Clinical trials on the ChAdOx1 nCoV-19 vaccine are about to get underway - and Professor Sarah Gilbert said she remained confident, despite by comments by Sir Patrick Vallance, the UK's chief science officer, suggesting all such treatments were "long shots". 

Speaking on BBC's Andrew Marr show, she said: "What we need from Government is support to help us accelerate the manufacturing. "There aren't any manufacturing facilities in this country that at the moment can make very large amounts of the vaccine.

"We have always said this will not be the only vaccine.

"We think multiple vaccines can be successful, but there now I think about 140 different vaccines in development and not all of them will be successful by any means."

Prof Gilbert's comments built on her remarks last week, when she said she thought the treatment had an 80 per cent chance of working.

She added: "Personally, I have a high degree of confidence.

"This is my view, because I've worked with this technology a lot, and I've worked on the MERS vaccine trials, and I've seen what that can do."

Her comments followed those of Sir Patrick, writing in The Guardian, who said of a possible vaccine.

"Ideally, we would have one ready to take off the shelf and roll out yesterday. One that could be delivered at scale.

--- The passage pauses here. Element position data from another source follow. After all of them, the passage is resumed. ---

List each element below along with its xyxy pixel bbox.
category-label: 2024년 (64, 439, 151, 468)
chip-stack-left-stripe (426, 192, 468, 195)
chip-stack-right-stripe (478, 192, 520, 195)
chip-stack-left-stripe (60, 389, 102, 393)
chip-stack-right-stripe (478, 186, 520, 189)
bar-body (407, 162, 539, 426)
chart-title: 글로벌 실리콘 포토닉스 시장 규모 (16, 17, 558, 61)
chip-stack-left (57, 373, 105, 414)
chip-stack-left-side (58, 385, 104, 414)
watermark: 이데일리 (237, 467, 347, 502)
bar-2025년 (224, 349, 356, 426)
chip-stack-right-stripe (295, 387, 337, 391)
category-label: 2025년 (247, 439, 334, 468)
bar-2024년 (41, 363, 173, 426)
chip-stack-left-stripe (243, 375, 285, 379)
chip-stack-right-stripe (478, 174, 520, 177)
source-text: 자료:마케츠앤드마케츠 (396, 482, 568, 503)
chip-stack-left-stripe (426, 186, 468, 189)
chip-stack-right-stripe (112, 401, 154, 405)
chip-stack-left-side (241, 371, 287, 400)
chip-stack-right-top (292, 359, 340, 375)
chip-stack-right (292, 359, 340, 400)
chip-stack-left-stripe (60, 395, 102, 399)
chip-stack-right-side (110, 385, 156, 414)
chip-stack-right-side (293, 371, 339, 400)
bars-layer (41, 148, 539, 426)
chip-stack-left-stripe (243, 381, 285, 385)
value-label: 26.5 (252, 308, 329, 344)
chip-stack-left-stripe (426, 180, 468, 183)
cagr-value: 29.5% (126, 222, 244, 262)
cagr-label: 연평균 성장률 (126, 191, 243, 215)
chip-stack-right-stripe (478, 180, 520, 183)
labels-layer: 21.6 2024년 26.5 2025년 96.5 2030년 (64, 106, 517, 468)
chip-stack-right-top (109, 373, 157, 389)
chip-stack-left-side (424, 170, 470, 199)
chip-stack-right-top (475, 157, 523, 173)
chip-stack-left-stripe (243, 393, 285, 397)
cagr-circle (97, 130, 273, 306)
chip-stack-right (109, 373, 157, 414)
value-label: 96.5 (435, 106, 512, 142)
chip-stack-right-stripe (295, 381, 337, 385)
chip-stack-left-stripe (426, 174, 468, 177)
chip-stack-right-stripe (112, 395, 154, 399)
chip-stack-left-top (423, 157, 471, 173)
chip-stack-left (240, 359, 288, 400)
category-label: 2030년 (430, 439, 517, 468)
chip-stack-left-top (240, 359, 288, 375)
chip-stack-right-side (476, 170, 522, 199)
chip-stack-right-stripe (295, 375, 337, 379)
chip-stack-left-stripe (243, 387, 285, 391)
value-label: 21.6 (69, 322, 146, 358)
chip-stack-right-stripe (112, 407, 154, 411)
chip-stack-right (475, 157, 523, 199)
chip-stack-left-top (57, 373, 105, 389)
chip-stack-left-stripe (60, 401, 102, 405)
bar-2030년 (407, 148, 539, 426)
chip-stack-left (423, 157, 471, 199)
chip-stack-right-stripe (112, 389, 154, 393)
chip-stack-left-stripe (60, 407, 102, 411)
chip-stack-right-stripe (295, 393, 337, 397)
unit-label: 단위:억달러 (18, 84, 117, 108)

"Work must and will be taking place to build the manufacturing capacity needed to take any vaccine from lab to jab; producing the millions or potentially billions of doses that will be needed.

"This sort of scaling of a vaccine can be done but is not a trivial task."

He added: "All new vaccines that come into development are long shots.

"Only some end up being successful, and the whole process requires experimentation."

Merck, a Germany-based science and technology company, and The Jenner Institute last week announced plans for large-scale production of ChAdOx1 nCoV-19, with more than 500 people already signed up for trials which are likely to start towards the end of this week.

Udit Batra, a member of the Merck Executive Board and CEO, Life Science, said: “We have brought the future of vaccine manufacturing to the present.

“This is an important step in treating COVID-19 and other diseases that impact global public health.

"This work marks a milestone in the vaccine manufacturing development journey, as clinical testing continues to advance.”

The beginning of the study would mean the UK is just one of three countries - alongside China and the USA - to have started clinical trials of a COVID-19 vaccine.

Speaking to Sky News's Sophy Ridge yesterday, Sir Jeremy Farrar, a member of the Government's Scientific Advisory Group for Emergencies (Sage) said: "I hope we would have a vaccine towards the end of this year - but that's a vaccine in a vial, it's a vaccine that we believe to be safe, a vaccine we think might be effective.

"I think it's crucial to realise having a vaccine in itself, in say a million doses, which you know to be safe and you believe to be effective. That is not the end game.

"The end game is making sure that it is truly effective."